Les massacres se poursuivent contre la population de Beni dans l’Est de
la République Démocratique du Congo. Le nombre des victimes a franchi le
seuil de 300 morts, le dernier bilan ayant été 293 après le massacre du
4 février dernier. Mercredi 15 avril, 18 personnes, dont une femme
enceinte, ont été tuées à la machette (9 décapitées) dans les
localités de Matiba et Kinzika, ce qui porte le bilan total des
massacres à 311 tués depuis le début de la campagne meurtrière en
octobre 2014. Le caractère génocidaire des massacres ne fait plus
l’ombre d’un doute.
En effet, si officiellement les tueries sont le fait des rebelles
ougandais des ADF/Nalu, la réalité est tout autre, et on gagnerait du
temps à désigner clairement les auteurs de ces tueries[1].
A Beni, la population ne prête même plus attention à la version
officielle consistant à attribuer ces tueries aux rebelles ougandais des
ADF[2]. Elle sait qui la tue, les images des victimes portent la signature de leurs auteurs[3]. Les rescapés les ont clairement décrits comme cela apparait dans le dernier rapport des experts de l’Onu[4]. Les assaillants s’expriment en kinyarwanda (la langue du Rwanda)
une langue dans laquelle ne s’exprime aucun groupe armé du territoire
de Beni. Même les rebelles ougandais des ADF, du temps où ils
sévissaient, étaient facilement identifiables : ils s’exprimaient en kiswahili et en luganda (la langue du centre de l’Ouganda).
Si des tueurs rwandophones ont fait leur apparition en territoire de
Beni, c’est qu’ils y ont été amenés sciemment et pour massacrer une
population bien spécifique : les Banande, l’ethnie autochtone de la contrée.
Pourquoi ils tuent les Banande ?
Les massacres qui visent les populations nande de l’Est du
Congo ne sont pas le fait de quelques énergumènes qui errent dans la
brousse. Ce sont des actes planifiés et exécutés à froid. Ils
s’inscrivent dans la stratégie globale des régimes de Kigali et de
Kampala (avec leurs complices à Kinshasa et leurs parrains en Occident).
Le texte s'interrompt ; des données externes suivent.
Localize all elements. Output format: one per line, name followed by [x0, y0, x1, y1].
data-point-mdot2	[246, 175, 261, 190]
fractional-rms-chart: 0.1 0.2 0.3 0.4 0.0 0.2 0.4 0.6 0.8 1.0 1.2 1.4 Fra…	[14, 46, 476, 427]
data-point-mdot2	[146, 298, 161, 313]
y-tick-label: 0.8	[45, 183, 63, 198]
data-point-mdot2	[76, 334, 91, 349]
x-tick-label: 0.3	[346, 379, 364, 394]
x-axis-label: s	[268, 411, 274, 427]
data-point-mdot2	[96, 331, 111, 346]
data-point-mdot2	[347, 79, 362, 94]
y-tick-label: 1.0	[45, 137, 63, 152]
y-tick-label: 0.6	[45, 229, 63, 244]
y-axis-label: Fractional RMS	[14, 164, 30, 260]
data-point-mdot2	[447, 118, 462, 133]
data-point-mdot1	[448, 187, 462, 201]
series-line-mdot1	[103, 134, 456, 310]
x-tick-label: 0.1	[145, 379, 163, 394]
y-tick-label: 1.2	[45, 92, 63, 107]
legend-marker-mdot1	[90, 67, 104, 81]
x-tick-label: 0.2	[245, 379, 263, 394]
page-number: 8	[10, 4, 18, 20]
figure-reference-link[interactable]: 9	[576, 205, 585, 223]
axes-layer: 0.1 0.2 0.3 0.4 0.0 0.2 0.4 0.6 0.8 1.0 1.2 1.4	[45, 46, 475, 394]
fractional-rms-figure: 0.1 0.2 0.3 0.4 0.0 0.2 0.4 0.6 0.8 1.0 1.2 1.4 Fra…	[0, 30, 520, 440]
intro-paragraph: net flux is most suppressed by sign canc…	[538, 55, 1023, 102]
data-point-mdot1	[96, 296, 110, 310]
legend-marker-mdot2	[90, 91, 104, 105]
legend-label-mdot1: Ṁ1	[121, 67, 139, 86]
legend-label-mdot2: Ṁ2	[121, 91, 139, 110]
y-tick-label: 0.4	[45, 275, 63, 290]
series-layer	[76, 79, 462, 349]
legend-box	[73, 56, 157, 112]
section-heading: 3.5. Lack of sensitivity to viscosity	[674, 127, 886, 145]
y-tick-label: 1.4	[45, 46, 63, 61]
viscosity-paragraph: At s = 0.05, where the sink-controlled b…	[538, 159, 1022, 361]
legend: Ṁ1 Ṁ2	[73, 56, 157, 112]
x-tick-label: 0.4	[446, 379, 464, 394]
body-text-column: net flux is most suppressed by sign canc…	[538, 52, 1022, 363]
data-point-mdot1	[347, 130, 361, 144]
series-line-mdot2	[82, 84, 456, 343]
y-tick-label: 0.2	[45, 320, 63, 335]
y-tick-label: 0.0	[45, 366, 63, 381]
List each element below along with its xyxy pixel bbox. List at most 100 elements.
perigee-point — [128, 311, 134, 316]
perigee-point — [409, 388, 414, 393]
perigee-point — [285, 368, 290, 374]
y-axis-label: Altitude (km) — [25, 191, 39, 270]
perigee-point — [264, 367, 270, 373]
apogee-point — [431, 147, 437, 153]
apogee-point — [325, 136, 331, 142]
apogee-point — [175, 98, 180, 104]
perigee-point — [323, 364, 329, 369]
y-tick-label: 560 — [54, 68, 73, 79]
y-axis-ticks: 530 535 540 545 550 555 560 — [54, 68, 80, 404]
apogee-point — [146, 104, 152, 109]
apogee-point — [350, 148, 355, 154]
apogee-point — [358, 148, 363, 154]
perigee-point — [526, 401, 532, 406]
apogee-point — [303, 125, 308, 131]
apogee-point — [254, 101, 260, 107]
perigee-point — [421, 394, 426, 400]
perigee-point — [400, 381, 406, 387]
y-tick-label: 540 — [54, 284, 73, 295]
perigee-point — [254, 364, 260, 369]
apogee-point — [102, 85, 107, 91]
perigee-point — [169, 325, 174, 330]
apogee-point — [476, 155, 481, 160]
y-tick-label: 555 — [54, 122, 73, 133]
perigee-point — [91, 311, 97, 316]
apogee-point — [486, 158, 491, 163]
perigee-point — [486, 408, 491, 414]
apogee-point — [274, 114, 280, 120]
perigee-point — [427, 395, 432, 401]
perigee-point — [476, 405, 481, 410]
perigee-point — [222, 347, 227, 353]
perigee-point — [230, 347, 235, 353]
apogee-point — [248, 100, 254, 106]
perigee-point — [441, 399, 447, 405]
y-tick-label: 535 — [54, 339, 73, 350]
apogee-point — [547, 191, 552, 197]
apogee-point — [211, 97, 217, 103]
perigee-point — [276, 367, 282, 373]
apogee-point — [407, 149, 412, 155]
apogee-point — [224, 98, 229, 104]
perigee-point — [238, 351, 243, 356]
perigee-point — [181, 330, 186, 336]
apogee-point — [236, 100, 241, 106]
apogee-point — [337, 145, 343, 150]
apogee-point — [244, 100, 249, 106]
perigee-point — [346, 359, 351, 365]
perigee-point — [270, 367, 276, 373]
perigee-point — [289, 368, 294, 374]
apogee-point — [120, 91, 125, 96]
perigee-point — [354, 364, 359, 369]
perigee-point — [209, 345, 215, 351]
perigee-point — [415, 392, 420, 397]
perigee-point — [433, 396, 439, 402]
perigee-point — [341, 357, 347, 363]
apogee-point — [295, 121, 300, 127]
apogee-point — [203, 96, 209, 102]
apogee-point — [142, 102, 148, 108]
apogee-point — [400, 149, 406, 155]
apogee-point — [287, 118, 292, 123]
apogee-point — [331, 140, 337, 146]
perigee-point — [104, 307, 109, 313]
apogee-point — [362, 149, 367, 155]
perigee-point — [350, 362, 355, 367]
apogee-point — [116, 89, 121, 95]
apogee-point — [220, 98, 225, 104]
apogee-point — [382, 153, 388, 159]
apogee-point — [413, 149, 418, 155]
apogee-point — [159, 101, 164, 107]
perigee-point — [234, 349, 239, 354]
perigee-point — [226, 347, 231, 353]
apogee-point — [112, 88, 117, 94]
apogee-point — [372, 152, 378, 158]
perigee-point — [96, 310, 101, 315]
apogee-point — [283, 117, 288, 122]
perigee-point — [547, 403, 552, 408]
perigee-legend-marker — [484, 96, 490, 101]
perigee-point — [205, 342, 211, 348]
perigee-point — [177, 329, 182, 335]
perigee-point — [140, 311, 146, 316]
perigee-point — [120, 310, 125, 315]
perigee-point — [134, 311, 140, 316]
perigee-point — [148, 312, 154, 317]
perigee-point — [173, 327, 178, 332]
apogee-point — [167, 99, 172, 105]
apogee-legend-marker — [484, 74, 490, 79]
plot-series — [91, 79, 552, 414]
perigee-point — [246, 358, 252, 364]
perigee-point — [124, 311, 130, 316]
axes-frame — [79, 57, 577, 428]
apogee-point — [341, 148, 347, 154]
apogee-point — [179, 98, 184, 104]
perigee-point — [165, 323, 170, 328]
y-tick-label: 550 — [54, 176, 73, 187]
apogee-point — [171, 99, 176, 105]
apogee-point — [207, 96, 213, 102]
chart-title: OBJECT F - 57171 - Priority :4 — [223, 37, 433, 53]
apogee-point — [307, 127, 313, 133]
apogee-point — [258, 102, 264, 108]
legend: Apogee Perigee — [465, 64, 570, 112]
Ils visent à éliminer le plus des populations autochtones congolaises
possibles pour libérer des espaces dans l’Est du Congo, en général des
zones riches en minerais et fertiles pour l’agriculture. Dans ces zones
abandonnées par les autochtones devraient, à terme, s’implanter des
populations en provenance du Rwanda et de l’Ouganda. Ces deux pays, en
particulier le Rwanda, sont considérés comme dépourvus d’espace et de
ressources pour leurs populations. Celles-ci doivent se « déverser » dans l’Est du Congo dans la perspective d’un projet devant aboutir au détachement du Kivu du reste du Congo[5].
Mais cette opération requiert d’éliminer au préalable les populations
autochtones. Elle requiert également de tester et de briser sur la durée
la capacité des Congolais à résister et à s’opposer à ce projet
d’implantation forcée de ces populations étrangères sur le sol congolais[6].
Dans le cas spécifique des Banande, ces tueries permettent
de faire d’une pierre deux coups. Puisqu’ils sont le groupe ethnique
majoritaire du Nord-Kivu, leur réaction donnera une idée de la capacité
des Congolais, en tant que peuple, à résister au projet visant à
implanter de force des populations en provenance du Rwanda et de
l’Ouganda sur le sol congolais. Par ailleurs, en semant la désolation
dans la partie nord de la province du Nord-Kivu, son poumon économique,
on touche les populations congolaises au portefeuille. On les appauvrit,
ce qui devrait faciliter leur soumission aux projets qui se trament
derrière les tueries. Mais il s’agit d’actes de provocation synonymes de
pari sur l’inconnu, la situation pouvant basculer dans des violences
généralisées. Bien entendu, une nouvelle flambée de violences
interethniques dans l’Est du Congo arrangerait les affaires de bien des
gens à la fois[7].
Notre silence tue
Il est toutefois possible que les Banande décident de ne pas
réagir. Ils ont pris conscience des desseins machiavéliques qui se
trament derrière ces tueries. Ils savent qu’ils risquent de subir un
carnage de plus grande ampleur de la part des régimes tutsi/hima du Rwanda, de l’Ouganda et de Joseph Kabila,
s’ils décidaient de s’en prendre à ceux qu’ils considèrent comme les
auteurs et les complice de ces tueries. Le genre de piège qui se referma
sur le peuple rwandais en 1994[8]. Les Banande
vont donc, probablement, se résigner et continuer de se faire tuer dans
le prolongement du cycle des massacres dont le Congo est l’objet depuis
1996. Des massacres qui, faut-il toujours le rappeler, ont causé la
mort de six millions de Congolais, la moitié étant des enfants.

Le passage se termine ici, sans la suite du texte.